Ormai la Cina cambia di nuovo pelle,passata velocemente dall’”impero celeste” al comunismo, apre la via ad una società industriale con uno sviluppo verticale. Ex contadini che diventano imprenditori affermati,proprietari di piccole industrie e aperti al commercio internazionale. Sull’evoluzione dell’Oriente le parole di Evola furono profetiche come sempre.

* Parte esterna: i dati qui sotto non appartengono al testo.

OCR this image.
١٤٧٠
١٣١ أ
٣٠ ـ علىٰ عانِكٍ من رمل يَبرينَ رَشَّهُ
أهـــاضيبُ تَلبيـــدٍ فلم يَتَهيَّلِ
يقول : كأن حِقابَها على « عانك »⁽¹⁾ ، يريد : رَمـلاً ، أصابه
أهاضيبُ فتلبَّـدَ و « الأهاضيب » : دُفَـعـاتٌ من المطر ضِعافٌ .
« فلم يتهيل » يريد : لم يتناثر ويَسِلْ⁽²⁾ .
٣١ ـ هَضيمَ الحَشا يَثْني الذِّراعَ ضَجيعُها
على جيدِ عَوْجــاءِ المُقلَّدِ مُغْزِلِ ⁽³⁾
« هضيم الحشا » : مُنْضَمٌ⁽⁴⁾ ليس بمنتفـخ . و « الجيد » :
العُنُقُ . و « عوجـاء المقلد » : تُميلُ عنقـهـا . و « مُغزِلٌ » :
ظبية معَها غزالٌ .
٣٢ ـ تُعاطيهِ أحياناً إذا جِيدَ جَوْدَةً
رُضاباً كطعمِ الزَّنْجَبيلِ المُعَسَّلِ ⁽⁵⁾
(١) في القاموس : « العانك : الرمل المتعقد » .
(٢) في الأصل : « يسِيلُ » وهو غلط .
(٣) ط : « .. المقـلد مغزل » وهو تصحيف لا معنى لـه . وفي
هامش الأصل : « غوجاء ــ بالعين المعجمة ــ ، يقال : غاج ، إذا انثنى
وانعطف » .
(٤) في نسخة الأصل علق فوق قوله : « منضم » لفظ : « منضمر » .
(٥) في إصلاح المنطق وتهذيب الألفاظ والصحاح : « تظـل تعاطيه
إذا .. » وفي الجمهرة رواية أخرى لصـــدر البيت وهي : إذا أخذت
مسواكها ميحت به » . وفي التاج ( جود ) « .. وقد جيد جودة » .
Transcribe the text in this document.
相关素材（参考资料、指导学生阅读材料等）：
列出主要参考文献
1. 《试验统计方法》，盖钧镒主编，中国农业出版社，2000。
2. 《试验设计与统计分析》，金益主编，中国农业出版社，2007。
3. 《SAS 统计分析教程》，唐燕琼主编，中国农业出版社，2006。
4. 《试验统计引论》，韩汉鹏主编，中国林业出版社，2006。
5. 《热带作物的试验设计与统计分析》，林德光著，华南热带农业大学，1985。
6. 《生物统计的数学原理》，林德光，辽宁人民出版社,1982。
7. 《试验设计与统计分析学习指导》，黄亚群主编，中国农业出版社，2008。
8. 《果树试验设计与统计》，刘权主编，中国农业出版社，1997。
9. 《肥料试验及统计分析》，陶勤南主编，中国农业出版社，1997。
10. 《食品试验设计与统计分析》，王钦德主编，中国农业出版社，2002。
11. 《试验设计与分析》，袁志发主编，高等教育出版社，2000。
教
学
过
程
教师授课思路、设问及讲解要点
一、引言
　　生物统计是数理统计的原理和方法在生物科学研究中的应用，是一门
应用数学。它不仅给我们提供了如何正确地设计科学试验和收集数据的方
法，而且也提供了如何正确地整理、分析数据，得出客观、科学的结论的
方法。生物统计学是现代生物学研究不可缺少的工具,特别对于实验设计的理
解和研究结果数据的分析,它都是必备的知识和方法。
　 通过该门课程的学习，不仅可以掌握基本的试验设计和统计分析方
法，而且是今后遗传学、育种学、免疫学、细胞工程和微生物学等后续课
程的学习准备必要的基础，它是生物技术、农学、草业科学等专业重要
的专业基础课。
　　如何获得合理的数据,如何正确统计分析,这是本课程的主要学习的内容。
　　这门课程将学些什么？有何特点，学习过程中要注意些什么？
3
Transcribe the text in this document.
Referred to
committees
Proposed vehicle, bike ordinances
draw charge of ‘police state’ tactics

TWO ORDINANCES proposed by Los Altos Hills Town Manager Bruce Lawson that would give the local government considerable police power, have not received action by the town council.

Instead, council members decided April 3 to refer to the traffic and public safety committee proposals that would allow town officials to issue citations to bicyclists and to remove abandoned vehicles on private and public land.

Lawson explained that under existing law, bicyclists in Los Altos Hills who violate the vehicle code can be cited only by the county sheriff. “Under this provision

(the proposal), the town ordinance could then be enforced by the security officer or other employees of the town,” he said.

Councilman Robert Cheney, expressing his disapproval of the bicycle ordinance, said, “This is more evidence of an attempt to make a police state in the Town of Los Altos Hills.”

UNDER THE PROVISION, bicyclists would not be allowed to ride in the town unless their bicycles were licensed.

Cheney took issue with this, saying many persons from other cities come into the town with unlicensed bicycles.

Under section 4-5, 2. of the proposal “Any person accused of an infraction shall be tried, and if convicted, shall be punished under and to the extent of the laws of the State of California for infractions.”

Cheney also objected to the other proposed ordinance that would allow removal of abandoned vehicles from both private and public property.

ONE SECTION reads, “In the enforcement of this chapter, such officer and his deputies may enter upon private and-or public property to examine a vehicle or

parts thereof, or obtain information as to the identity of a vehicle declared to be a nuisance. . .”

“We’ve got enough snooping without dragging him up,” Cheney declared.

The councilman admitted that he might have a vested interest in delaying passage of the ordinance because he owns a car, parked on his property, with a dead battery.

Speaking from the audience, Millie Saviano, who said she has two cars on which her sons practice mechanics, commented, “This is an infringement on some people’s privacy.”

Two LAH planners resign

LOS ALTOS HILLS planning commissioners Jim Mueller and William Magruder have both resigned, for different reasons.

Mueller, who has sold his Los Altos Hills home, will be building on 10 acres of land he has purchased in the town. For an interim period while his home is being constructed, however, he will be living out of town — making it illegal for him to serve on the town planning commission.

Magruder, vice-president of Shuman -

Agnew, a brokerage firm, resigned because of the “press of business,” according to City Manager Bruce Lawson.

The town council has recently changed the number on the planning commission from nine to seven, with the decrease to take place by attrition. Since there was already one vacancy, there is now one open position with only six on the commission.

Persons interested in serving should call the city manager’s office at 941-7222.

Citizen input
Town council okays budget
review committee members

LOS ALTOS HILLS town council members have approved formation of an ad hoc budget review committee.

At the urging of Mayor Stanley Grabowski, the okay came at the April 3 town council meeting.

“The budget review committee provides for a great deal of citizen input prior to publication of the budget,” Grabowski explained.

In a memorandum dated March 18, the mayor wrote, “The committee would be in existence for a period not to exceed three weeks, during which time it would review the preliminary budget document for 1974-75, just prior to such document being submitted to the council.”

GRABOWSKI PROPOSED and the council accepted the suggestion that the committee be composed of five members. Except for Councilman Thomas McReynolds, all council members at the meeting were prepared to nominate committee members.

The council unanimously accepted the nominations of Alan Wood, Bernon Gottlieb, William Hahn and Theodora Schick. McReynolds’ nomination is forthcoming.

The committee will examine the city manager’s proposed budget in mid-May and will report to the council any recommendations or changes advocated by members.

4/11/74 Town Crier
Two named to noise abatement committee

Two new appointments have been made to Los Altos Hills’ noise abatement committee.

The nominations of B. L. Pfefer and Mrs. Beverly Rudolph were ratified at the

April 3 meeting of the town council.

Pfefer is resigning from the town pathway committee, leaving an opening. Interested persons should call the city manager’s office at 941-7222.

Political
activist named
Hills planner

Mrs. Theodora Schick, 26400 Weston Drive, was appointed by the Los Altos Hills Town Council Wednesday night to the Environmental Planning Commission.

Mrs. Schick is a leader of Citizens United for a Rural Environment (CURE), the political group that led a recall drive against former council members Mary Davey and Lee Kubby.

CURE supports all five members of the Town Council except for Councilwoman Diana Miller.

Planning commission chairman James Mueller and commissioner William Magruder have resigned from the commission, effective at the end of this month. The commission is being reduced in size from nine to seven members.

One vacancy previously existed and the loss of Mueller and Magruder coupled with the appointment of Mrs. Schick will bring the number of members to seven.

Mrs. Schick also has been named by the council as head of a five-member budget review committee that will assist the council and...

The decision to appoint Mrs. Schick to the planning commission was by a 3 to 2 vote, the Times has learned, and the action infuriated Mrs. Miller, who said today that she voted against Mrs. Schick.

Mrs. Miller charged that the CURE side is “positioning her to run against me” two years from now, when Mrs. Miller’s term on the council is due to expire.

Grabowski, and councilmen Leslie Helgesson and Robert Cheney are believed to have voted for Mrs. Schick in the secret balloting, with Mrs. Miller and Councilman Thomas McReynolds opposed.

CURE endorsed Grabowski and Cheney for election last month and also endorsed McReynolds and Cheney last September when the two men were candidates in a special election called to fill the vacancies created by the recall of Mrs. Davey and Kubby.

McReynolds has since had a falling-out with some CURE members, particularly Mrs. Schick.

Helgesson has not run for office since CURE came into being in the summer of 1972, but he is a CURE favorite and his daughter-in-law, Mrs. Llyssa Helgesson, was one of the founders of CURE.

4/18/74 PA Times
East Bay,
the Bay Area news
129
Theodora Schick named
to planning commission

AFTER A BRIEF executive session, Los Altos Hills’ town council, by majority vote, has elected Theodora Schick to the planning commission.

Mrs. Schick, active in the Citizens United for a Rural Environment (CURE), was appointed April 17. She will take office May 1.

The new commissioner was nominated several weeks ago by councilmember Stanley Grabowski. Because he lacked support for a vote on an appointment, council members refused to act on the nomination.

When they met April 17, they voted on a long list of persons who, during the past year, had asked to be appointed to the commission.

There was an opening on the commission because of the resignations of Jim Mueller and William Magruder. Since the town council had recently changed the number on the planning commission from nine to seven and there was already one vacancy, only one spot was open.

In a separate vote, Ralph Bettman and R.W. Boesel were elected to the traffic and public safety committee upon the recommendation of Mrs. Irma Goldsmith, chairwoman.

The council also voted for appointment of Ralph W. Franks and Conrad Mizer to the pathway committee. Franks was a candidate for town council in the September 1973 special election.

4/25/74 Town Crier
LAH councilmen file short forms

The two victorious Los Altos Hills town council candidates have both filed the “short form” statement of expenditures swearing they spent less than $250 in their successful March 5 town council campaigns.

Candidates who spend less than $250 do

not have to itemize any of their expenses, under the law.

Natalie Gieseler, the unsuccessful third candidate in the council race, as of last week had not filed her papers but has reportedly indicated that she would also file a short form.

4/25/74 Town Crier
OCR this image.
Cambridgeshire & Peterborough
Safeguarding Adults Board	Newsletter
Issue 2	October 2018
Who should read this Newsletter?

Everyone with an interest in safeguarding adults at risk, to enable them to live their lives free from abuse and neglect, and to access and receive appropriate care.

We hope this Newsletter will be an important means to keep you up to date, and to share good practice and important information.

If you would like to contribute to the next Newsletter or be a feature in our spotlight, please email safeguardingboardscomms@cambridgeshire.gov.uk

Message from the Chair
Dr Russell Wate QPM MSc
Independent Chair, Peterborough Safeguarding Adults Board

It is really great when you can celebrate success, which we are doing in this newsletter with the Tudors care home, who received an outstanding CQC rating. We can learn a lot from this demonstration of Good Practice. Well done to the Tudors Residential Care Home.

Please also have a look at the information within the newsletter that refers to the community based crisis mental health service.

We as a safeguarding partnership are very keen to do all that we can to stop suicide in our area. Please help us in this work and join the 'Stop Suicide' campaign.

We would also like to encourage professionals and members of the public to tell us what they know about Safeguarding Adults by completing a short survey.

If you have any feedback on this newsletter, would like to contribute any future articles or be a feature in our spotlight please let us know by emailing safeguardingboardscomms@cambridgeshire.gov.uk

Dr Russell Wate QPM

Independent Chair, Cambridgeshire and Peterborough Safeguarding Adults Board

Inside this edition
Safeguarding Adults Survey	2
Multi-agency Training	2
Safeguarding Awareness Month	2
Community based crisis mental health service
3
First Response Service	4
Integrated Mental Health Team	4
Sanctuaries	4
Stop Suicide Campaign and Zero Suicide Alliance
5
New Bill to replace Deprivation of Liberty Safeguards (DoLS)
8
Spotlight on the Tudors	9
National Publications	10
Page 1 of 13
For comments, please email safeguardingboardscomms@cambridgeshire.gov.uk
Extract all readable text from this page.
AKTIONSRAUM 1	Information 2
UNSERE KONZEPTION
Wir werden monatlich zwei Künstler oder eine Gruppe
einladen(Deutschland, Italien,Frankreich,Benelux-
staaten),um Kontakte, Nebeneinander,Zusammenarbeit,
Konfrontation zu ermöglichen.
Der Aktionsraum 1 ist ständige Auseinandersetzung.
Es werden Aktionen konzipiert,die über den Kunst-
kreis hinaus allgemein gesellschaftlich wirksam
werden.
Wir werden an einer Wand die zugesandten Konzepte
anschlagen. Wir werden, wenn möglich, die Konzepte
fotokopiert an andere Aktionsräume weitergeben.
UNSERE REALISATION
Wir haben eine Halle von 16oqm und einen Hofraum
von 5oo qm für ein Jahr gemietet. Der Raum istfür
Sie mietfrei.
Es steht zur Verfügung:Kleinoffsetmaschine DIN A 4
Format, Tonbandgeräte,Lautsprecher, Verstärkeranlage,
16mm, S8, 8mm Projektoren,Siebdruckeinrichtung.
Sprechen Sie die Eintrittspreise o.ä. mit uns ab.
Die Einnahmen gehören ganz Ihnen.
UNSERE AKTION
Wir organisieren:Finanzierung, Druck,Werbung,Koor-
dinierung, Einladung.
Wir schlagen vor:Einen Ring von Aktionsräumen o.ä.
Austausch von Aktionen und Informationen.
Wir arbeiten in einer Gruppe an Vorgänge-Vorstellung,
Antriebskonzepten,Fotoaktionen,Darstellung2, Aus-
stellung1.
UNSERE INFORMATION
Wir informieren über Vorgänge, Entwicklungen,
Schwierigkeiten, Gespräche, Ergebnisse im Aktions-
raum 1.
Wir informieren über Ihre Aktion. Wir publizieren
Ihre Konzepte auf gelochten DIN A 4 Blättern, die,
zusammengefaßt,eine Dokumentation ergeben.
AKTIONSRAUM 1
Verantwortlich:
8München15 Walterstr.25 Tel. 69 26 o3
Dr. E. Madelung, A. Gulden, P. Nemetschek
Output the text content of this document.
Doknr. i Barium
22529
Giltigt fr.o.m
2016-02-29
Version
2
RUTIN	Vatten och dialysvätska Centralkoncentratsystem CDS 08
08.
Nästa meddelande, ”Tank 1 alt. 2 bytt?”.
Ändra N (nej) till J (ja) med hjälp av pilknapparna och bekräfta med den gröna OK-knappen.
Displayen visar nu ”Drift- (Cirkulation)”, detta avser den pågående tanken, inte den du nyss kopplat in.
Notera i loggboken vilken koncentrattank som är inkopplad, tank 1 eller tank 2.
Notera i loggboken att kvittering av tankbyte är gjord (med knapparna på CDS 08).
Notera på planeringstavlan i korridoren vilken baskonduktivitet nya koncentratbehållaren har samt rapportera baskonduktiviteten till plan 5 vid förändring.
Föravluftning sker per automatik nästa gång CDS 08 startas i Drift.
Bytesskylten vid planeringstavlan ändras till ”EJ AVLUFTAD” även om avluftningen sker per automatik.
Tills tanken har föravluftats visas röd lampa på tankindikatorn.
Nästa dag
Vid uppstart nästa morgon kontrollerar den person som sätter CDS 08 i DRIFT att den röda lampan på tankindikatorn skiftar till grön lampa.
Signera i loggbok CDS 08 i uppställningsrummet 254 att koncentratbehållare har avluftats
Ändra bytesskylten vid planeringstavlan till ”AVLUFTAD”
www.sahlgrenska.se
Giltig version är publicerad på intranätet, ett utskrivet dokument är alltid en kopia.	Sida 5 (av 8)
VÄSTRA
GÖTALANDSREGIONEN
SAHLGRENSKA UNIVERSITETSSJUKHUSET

A 20 anni Shengde Sun era un contadino povero in una comune rurale nella regione del Zhejiang, a sud di Shanghai. A 30, sbarcato in Italia, lavorava come cuoco in un ristorante cinese di Biella, oppresso dal freddo e dalla nebbia. Oggi, alla vigilia dei 50 anni, Sun è un ricco e rispettato imprenditore. Dai suoi uffici con grandi finestre sulla romana piazza Vittorio, cuore dell’Esquilino, il rione considerato la Chinatown della capitale, controlla un’impresa di import-export di abbigliamento, un’agenzia di servizi che impiega notai, avvocati e commercialisti italiani, quattro ristoranti. In più ha interessi nell’immobiliare ed è socio, in Cina, di una fabbrica con 4 mila operai che visita, accompagnato dal suo stilista, almeno una volta al mese. Ride: «Io sono operaio. Grande lavoratore. Non come voi italiani: sabato vacanza, domenica vado fuori…. Io lavoro sempre. Così sono cresciuto a poco a poco. Non come una bomba».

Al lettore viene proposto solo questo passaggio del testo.